« Désobéissance », un drame d'une singulière beauté qui fait vaciller les certitudes sur l'amour et la religion
Après « Une femme fantastique », Sebastián Lelio signe le puissant « Désobéissance », triangle amoureux dans la communauté juive-orthodoxe anglaise, adapté du livre de Naomi Alderman.
À la mort de son père, Ronit (Rachel Weisz) revient dans sa communauté juive-orthodoxe du nord de Londres. Elle retrouve Dovid, son ami d’enfance et tente d’ignorer les regards de travers et remarques désobligeantes que sa présence déclenche, elle, la fille indigne qui s’est éloignée des siens. Mais c’est surtout son amour de jeunesse, Esti, qui a épousé Dovid, qui va faire remonter à la surface les sentiments intenses qu’elles avaient enfouis.
Adapté du best-seller de la romancière Naomi Alderman, Désobéissance décrit l’évolution de trois personnages tiraillés entre leurs désirs et la pression sociale, trois êtres qui luttent autant contre eux-mêmes que contre les principes et les préjugés édictés par ceux qui les entourent : Ronit, l’anticonformiste, qui a renoncé à sa famille et à sa communauté pour pouvoir vivre sa vie comme elle l’entend, Esti, qui a refoulé son homosexualité et épousé Dovid pour se conformer aux attentes de son entourage, et Dovid, dont les principes sont mis à l’épreuve par la présence de Ronit et qui ne sait plus comment aimer Esti. Le film évite habilement un manichéisme aux gros sabots où la religion serait nécessairement la source de tous les maux. Au contraire, la spiritualité est une richesse, une béquille pour comprendre la complexité de l’âme humaine, ses dilemmes, ses tiraillements et ses contradictions.

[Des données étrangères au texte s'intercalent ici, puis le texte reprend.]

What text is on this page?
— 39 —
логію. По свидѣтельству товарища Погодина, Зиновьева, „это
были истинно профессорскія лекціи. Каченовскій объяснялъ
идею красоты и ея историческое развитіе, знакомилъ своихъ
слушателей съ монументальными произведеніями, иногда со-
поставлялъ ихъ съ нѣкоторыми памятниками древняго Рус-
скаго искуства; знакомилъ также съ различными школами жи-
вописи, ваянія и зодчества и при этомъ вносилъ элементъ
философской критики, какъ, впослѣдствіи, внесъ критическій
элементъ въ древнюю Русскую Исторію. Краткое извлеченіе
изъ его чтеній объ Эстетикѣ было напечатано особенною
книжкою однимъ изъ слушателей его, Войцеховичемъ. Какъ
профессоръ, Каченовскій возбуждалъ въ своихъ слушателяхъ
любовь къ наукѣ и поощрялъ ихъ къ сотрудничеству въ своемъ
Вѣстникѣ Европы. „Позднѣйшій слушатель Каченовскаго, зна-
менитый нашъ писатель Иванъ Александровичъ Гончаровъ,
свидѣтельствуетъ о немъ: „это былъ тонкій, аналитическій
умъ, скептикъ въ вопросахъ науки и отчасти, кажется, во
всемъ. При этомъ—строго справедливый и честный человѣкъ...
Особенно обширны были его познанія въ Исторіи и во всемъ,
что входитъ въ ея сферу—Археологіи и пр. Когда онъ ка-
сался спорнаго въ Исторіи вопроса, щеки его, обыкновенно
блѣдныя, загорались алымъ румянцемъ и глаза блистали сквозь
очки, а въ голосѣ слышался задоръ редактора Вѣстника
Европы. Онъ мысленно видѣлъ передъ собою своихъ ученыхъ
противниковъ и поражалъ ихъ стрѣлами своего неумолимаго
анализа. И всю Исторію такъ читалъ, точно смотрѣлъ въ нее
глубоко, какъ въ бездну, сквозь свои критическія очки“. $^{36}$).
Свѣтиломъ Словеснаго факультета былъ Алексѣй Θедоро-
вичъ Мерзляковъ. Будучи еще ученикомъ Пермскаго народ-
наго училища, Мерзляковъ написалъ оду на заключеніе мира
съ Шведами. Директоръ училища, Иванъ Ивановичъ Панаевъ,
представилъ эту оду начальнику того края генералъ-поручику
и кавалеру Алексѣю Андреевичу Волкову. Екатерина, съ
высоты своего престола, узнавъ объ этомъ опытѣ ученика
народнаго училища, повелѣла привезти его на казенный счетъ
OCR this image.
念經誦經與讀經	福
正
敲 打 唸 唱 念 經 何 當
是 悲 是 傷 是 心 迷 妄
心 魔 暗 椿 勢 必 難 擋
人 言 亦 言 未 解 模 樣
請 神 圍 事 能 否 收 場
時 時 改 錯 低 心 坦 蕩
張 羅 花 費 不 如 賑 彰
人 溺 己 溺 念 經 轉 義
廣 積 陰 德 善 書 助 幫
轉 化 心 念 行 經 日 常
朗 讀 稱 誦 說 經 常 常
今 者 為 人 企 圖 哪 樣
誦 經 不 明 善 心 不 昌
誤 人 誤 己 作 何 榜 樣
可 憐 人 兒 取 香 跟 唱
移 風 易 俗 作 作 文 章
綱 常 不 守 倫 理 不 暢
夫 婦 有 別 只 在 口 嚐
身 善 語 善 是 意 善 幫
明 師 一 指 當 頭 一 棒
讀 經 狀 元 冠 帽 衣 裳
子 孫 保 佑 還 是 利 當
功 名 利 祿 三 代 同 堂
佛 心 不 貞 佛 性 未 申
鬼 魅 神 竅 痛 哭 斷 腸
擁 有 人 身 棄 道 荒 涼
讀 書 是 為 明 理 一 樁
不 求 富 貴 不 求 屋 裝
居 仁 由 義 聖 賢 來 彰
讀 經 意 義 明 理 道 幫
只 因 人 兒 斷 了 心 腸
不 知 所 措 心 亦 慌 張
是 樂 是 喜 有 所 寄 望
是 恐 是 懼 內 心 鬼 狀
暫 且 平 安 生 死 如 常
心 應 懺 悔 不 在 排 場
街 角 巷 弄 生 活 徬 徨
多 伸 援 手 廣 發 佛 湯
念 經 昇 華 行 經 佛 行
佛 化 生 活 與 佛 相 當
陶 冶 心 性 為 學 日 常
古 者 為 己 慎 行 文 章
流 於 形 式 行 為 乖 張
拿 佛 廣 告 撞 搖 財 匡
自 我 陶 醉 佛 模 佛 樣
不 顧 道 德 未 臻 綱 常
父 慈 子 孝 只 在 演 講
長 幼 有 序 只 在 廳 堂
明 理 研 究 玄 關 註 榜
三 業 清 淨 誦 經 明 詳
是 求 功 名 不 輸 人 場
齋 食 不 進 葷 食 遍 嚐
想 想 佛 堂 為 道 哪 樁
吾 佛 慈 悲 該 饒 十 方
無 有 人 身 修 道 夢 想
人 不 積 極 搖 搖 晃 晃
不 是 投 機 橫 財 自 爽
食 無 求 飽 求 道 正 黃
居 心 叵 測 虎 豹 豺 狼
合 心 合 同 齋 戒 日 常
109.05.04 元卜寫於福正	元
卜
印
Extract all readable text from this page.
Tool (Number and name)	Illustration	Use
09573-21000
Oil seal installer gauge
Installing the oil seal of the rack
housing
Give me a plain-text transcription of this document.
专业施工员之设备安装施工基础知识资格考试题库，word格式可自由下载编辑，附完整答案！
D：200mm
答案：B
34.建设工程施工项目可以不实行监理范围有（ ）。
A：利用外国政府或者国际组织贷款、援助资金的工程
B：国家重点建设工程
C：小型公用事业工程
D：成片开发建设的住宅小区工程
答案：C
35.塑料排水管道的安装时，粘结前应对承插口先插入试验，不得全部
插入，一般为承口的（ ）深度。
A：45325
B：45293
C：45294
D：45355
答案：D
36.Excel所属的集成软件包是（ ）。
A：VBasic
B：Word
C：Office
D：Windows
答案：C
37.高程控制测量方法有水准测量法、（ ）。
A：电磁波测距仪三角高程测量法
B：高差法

À la facilité – ou la paresse ? – de flashbacks, Sebastián Lelio préfère l’élégance de la suggestion, scrute les regards où se dessinent les souvenirs de cet amour de jeunesse entre Esti et Ronit. C’est à la faveur d’une chanson sur un vieux poste de radio, Lovesong de The Cure, que Ronit voit renaître son désir et ses sentiments pour Esti dans sa maison d’enfance. Pas de plongée dans le passé, pas d’images de leur adolescence, mais une évocation pudique et poétique de la force de la mémoire. Nimbé d’une lumière grise et froide toute britannique, le film bénéficie d’un des maîtres en matière de travail de la photographie, Danny Cohen (qui a œuvré sur les films This is England, Le discours d’un roi, ou plus récemment la mini série A Very English Scandal).
Si on salue le jeu de Rachel Weisz – très attachée à l’œuvre de Naomi Alderman, puisqu’elle est aussi la productrice de l’adaptation – sa comparse la Canadienne Rachel McAdams, qui joue Esti, propose une performance d’une puissance rare, et endosse avec brio ce rôle de femme qui a réprimé son identité de lesbienne et se débat avec elle-même, prisonnière de ses propres principes religieux, enfermée dans une vie qui l’étouffe. Probablement l’un des plus beaux rôles de sa carrière.